Depuis le 1er septembre, le Conseil général de la Seine-Saint-Denis refuse d’accueillir les mineurs isolés étrangers (MIE), des enfants sans représentants légaux sur le territoire habituellement pris en charge par les services départementaux. En prenant cette décision, Claude Bartolone a mis en lumière une problématique aux enjeux complexes et divers.
Claude Bartolone, le 17 janvier 2011(LUDOVIC-POOL/SIPA)
Ce phénomène n’est pourtant pas nouveau : France terre d’asile y est confronté depuis la fin des années 1990. Ce qui nous a amené à formuler des propositions aux échelons local et national, mais aussi auprès des institutions de l’Union européenne et des Nations unies.
Fort de cette expérience unique et au-delà de toute instrumentalisation politique, une tentation naturelle dès lors que sont en jeu des sujets aussi sensibles que l’immigration et les finances publiques, nous tenons à rappeler l’impératif de protection qui devrait constituer le cœur des débats en ce domaine.
Certes, les interrogations tenant au financement de l’accueil de ce public ne doivent pas être négligées. En plus de dix ans, de nombreuses pistes de réflexion ont été soulevées. À ce jour, les propositions les plus innovantes autour d’un redéploiement cohérent des compétences et des moyens retenus par le préfet Bertrand Landrieu en 2003, ou encore la sénatrice Isabelle Debré en 2010, sont pourtant restées lettre morte.

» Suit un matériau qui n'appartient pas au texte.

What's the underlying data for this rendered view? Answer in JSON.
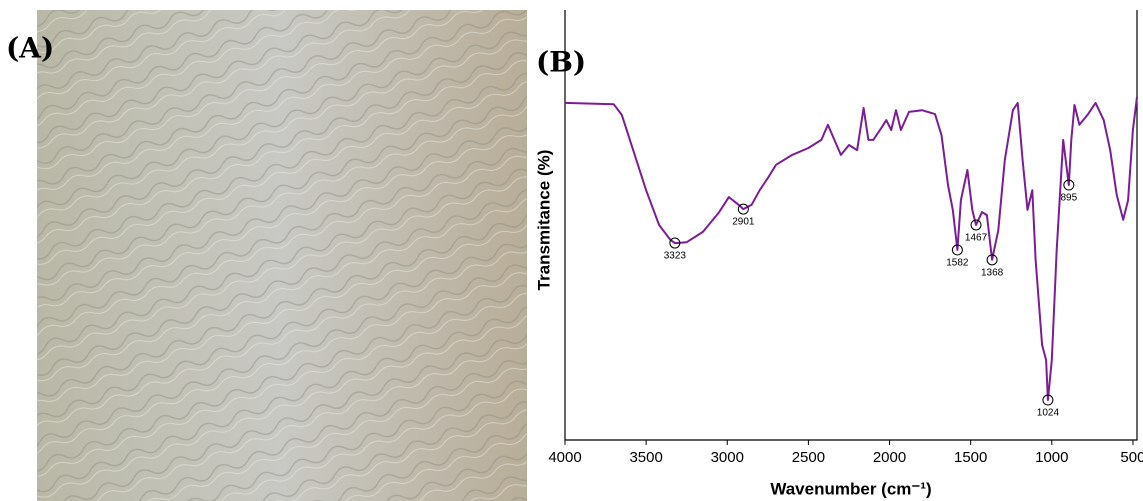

Mais la répartition budgétaire et le partage des compétences ne doivent pas occulter l’impératif prioritaire auquel est tenu l’État français : protéger les droits de l’enfant et plus largement veiller au respect des droits fondamentaux des personnes. Afin de respecter ces engagements, qui découlent en particulier de la Convention internationale des droits de l’enfant, la situation des mineurs isolés étrangers doit être améliorée sur de nombreux aspects juridiques et sociaux.
Centre d'accueil pour les mineurs isolés arrivés à l'aéroport de Roissy, Taverny (95), février 2007 (POUZET/SIPA)
1. En premier lieu, ils ne doivent pas être soumis comme les autres migrants aux restrictions imposées par les politiques migratoires. Le refoulement à la frontière et la détention ne doivent en aucun cas leur être applicables. Enfin, tout éloignement du territoire doit prendre en considération l’intérêt supérieur de l’enfant, qui implique la prise en compte de sa volonté. De plus, les mineurs ayant subi des persécutions dans leur pays d’origine doivent pouvoir bénéficier d’une procédure d’asile adaptée.
2. Concernant la reconnaissance de la minorité, il est indispensable de définir un protocole pluridisciplinaire de détermination de l’âge permettant d’abandonner l’évaluation purement médicale, justement critiquée en raison de son imprécision. La minorité devrait entraîner la désignation sans délai d’un représentant légal unique, formé spécifiquement à cette problématique.
Tout doit également être mis en œuvre pour permettre l’intégration des mineurs isolés étrangers présents sur le territoire. À ce titre, ils doivent bénéficier d’un droit inconditionnel à la scolarité, de programmes de formation professionnelle et d’un accès aux soins. Enfin, il convient de désigner un interlocuteur unique à l’échelle nationale et, à cet égard, on ne peut que regretter la disparition du défenseur des enfants en tant qu’institution.
La protection de ces jeunes gens n’est pas seulement un impératif juridique. Il représente une obligation éthique et un enjeu d’avenir que le gouvernement de la France ne saurait sacrifier à des préoccupations idéologiques et à un arbitrage budgétaire.